A problem with geocodes such as zip centroid is that it can generate "spurious clusters" during analysis. For example if a geocoder is matching many addresses to a zip code centroid for the zip code 44106, then there would be a sudden increase of cases at the zip code centroid which will raise a false alarm (such issues are very common in EHR databases).


2. Use of **remote geocoding webservices can be a violation of privacy rules for health data.**

If you are using remote webservices (which sends request via internet) for geocoding, you are sending health data (which is supposed to highly confidential) over the wire (internet).

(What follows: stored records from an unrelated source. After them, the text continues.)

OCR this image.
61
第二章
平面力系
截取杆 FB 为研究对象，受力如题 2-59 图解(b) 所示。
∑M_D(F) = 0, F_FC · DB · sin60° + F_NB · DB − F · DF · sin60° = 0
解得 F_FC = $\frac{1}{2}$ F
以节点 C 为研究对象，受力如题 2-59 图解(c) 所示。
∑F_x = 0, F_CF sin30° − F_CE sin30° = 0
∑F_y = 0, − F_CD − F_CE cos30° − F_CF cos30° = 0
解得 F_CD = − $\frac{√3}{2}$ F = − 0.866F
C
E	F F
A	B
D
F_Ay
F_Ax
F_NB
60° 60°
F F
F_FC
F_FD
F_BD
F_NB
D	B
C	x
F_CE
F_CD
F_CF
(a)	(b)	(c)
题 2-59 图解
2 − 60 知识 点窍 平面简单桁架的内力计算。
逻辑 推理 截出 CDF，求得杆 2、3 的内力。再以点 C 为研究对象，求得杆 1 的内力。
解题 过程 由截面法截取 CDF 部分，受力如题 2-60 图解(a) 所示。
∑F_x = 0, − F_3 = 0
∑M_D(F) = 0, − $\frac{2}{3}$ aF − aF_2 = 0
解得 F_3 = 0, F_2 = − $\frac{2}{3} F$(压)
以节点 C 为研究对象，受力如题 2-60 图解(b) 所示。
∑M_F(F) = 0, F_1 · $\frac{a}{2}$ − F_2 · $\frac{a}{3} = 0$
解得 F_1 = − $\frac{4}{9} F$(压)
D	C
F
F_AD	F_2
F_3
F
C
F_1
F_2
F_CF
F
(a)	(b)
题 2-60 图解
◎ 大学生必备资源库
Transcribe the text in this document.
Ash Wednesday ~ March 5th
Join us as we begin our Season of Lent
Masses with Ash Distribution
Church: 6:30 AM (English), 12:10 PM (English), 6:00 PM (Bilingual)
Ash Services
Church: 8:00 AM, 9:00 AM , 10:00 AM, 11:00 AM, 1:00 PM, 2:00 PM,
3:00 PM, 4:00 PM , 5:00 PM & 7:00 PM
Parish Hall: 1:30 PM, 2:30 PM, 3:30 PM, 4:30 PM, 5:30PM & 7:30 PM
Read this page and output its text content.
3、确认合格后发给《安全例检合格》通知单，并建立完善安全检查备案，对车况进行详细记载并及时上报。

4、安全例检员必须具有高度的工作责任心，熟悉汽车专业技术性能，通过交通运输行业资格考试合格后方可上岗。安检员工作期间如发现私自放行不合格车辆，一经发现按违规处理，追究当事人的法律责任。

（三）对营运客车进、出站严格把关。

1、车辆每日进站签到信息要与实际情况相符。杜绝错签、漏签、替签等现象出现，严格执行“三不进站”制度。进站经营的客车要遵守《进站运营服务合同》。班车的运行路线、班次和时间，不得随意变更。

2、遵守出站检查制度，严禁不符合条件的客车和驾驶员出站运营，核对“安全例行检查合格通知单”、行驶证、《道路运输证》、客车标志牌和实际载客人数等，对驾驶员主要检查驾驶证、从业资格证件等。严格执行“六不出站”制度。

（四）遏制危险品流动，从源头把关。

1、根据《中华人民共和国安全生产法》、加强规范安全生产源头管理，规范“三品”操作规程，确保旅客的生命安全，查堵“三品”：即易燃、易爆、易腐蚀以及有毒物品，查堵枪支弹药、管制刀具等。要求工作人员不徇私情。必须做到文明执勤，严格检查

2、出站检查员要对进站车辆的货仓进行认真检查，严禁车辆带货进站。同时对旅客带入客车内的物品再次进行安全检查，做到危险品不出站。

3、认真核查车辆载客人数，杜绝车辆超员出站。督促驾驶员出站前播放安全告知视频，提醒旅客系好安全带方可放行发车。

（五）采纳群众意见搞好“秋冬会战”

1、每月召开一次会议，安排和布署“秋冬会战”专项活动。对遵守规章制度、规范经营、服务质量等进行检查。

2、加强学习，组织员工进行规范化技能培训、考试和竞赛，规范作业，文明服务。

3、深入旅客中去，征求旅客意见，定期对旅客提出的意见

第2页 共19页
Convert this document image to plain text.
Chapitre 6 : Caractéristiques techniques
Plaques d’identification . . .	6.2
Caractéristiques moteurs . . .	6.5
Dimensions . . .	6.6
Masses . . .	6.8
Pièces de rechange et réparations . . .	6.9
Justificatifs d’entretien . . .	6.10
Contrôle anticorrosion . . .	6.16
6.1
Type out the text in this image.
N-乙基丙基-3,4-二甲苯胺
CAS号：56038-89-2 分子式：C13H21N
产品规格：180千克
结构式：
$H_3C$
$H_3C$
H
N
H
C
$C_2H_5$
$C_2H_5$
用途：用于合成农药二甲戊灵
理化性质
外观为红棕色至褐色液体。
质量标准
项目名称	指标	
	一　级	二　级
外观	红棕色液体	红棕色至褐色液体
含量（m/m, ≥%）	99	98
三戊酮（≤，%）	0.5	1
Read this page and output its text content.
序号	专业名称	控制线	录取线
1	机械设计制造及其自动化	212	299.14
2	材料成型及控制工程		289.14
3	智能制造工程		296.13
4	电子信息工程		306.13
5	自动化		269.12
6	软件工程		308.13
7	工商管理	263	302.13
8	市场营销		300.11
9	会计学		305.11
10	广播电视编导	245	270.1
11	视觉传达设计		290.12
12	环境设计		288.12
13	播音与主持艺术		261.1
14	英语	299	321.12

The organization that is providing the geocoding service can collect the addresses as well as other private information from such requests. 

The work around will be to use standalone geocoder, where the address database sits locally or at a secure research location. Such kind of standalone geocoders are provided by ArcGIS (needs license) or you can build your own geocoding service using a readily available data source like the Tiger Line files and a database like PostgreSQL  


3. Tossing records that doesn't have geocode when data is at a premium.

If you are looking at a rather new and complex disease that is spread only among a few people, you would not want to toss out records that doesn't have a geocode, rather you could try multiple geocoders (depending up on your budget) to extract out the geocode. 


4. If you just want to aggregate the addresses at zip code level and if the addresses already have a zip code number, you don't even need to perfrom the relatively costly geocoding. 

You can directly extract out the zip code number from the address and at a later point merge it to a zip code polygon that has the zip code number as its attribute ( we will look into such table based merges in the upcoming sessions).